By Michael McAuliff
The U.S. Senate finally is headed for a vote on the sweeping measure to care for thousands of sick and dying 9/11 heroes, the majority leader announced Saturday.
Sen. Harry Reid (D-Nev.) proclaimed after a rare weekend session the he intended to start the arcane Senate process to pass the bill Monday.
"I am going to file cloture on the 9/11 situation in New York," Reid said on the Senate floor.
The move sets up the first of three high stakes votes that likely will decide whether the James Zadroga 9/11 Health and Compensation Act ever comes to life, providing $3.2 billion for healthcare and $4.2 billion for compensation and others items.
The first vote would come Wednesday, with 60 Senators needed to agree to start debating the bill. Another 60 lawmakers would then have to agree to end the debate, setting up a third and final vote, with just a simple majority of 51 needed.
The first two are crucial, because only 59 senators have voiced support for the bill. Sen. Mark Kirk of Illinois is the only Republican to sign on, and at least one more is needed.
Still, New York's senators hailed the movement as the farthest legislators have been able to get since their colleagues in the House started trying years ago. The bill has passed there.
"When I first introduced this bill in the Senate last year, no one thought we would make it to this point," said Sen. Kirsten Gillibrand (D-N.Y.), who picked up the legislation after Hillary Clinton left.
"Due to the tireless effort of so many first responders and survivors, after nine long years we are close to fulfilling our duty to the 9/11 heroes, but we still have a lot of work to do," she said.
"The 9/11 heroes deserve an up or down vote," she said, arguing for her GOP colleagues not to filibuster the bill, and let it get that third and final vote.
"Let's put politics aside, engage in a thorough and respectful debate, and then let each senator decide for themselves whether the heroes and victims of September 11th deserve quality health treatment and appropriate compensation for their tremendous loss and sacrifice," she said.
Republicans object to the way the bill is paid for, by closing tax loopholes on foreign corporations. Some have also raised objections that enough has already been done to help the men and women who are suffering for their service after the worst terrorist attacks on America.
Long Island GOP Rep. Pete King, who was a sponsor of the House bill, slammed his Senate colleagues for being shortsighted, and looking at the bill as politics as usual instead of helping heroes who are dying.

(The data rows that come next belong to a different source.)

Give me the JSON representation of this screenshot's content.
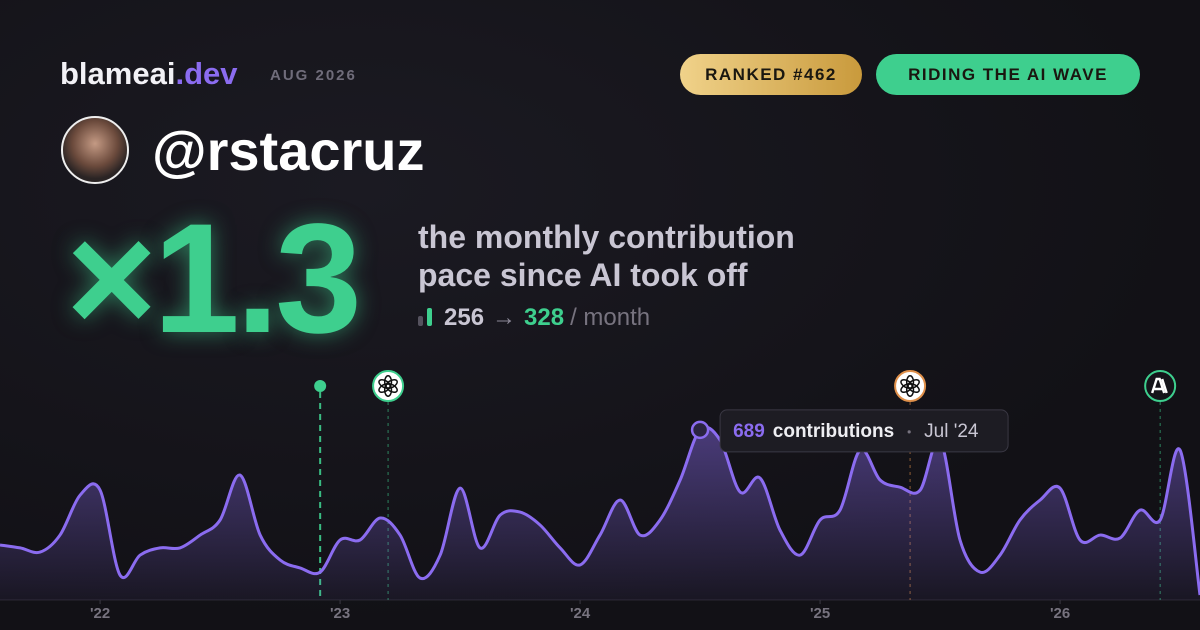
{
  "header": {
    "brand": "blameai",
    "brand_tld": ".dev",
    "date": "AUG 2026",
    "badges": [
      "RANKED #462",
      "RIDING THE AI WAVE"
    ]
  },
  "profile": {
    "handle": "@rstacruz"
  },
  "stats": {
    "multiplier": "×1.3",
    "description": [
      "the monthly contribution",
      "pace since AI took off"
    ],
    "before": 256,
    "arrow": "→",
    "after": 328,
    "unit": "/ month"
  },
  "chart_data": {
    "type": "area",
    "color": "#8b6cf0",
    "x": [
      2021.583,
      2021.667,
      2021.75,
      2021.833,
      2021.917,
      2022.0,
      2022.083,
      2022.167,
      2022.25,
      2022.333,
      2022.417,
      2022.5,
      2022.583,
      2022.667,
      2022.75,
      2022.833,
      2022.917,
      2023.0,
      2023.083,
      2023.167,
      2023.25,
      2023.333,
      2023.417,
      2023.5,
      2023.583,
      2023.667,
      2023.75,
      2023.833,
      2023.917,
      2024.0,
      2024.083,
      2024.167,
      2024.25,
      2024.333,
      2024.417,
      2024.5,
      2024.583,
      2024.667,
      2024.75,
      2024.833,
      2024.917,
      2025.0,
      2025.083,
      2025.167,
      2025.25,
      2025.333,
      2025.417,
      2025.5,
      2025.583,
      2025.667,
      2025.75,
      2025.833,
      2025.917,
      2026.0,
      2026.083,
      2026.167,
      2026.25,
      2026.333,
      2026.417,
      2026.5,
      2026.583
    ],
    "values": [
      223,
      211,
      194,
      263,
      425,
      445,
      101,
      182,
      211,
      211,
      263,
      324,
      506,
      263,
      162,
      130,
      113,
      243,
      243,
      332,
      263,
      89,
      182,
      453,
      211,
      344,
      356,
      304,
      211,
      142,
      263,
      405,
      263,
      324,
      486,
      689,
      648,
      437,
      494,
      283,
      182,
      324,
      364,
      607,
      486,
      457,
      445,
      648,
      243,
      113,
      182,
      324,
      405,
      453,
      243,
      263,
      251,
      364,
      324,
      607,
      20
    ],
    "xlim": [
      2021.583,
      2026.583
    ],
    "ylim": [
      0,
      810
    ],
    "xticks": [
      {
        "value": 2022,
        "label": "'22"
      },
      {
        "value": 2023,
        "label": "'23"
      },
      {
        "value": 2024,
        "label": "'24"
      },
      {
        "value": 2025,
        "label": "'25"
      },
      {
        "value": 2026,
        "label": "'26"
      }
    ],
    "events": [
      {
        "x": 2022.917,
        "color": "#3ecf8e",
        "logo": null
      },
      {
        "x": 2023.2,
        "color": "#3ecf8e",
        "logo": "openai"
      },
      {
        "x": 2025.375,
        "color": "#e0904a",
        "logo": "openai"
      },
      {
        "x": 2026.417,
        "color": "#3ecf8e",
        "logo": "anthropic"
      }
    ],
    "tooltip": {
      "x": 2024.5,
      "label": "contributions",
      "date": "Jul '24"
    }
  }
}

He singled out Wyoming Sen. Mike Enzi, a Republican identified by many insiders as the lead opponent.
"Mike Enzi - yeah, he's my favorite," King said sarcastically. "I think it's just the knee-jerk anti-New York feeling that a lot of people have. But in this case it hurts our country, and our party. I think if they really look at this, they'll be for it."
"This will be a moment of truth to see who will stand up for our heroes," said Sen. Chuck Schumer (D-N.Y.). "We will spend the next four days scouring the Senate for that one more Republican we need. We are leaving no stone unturned in trying to find that last vote."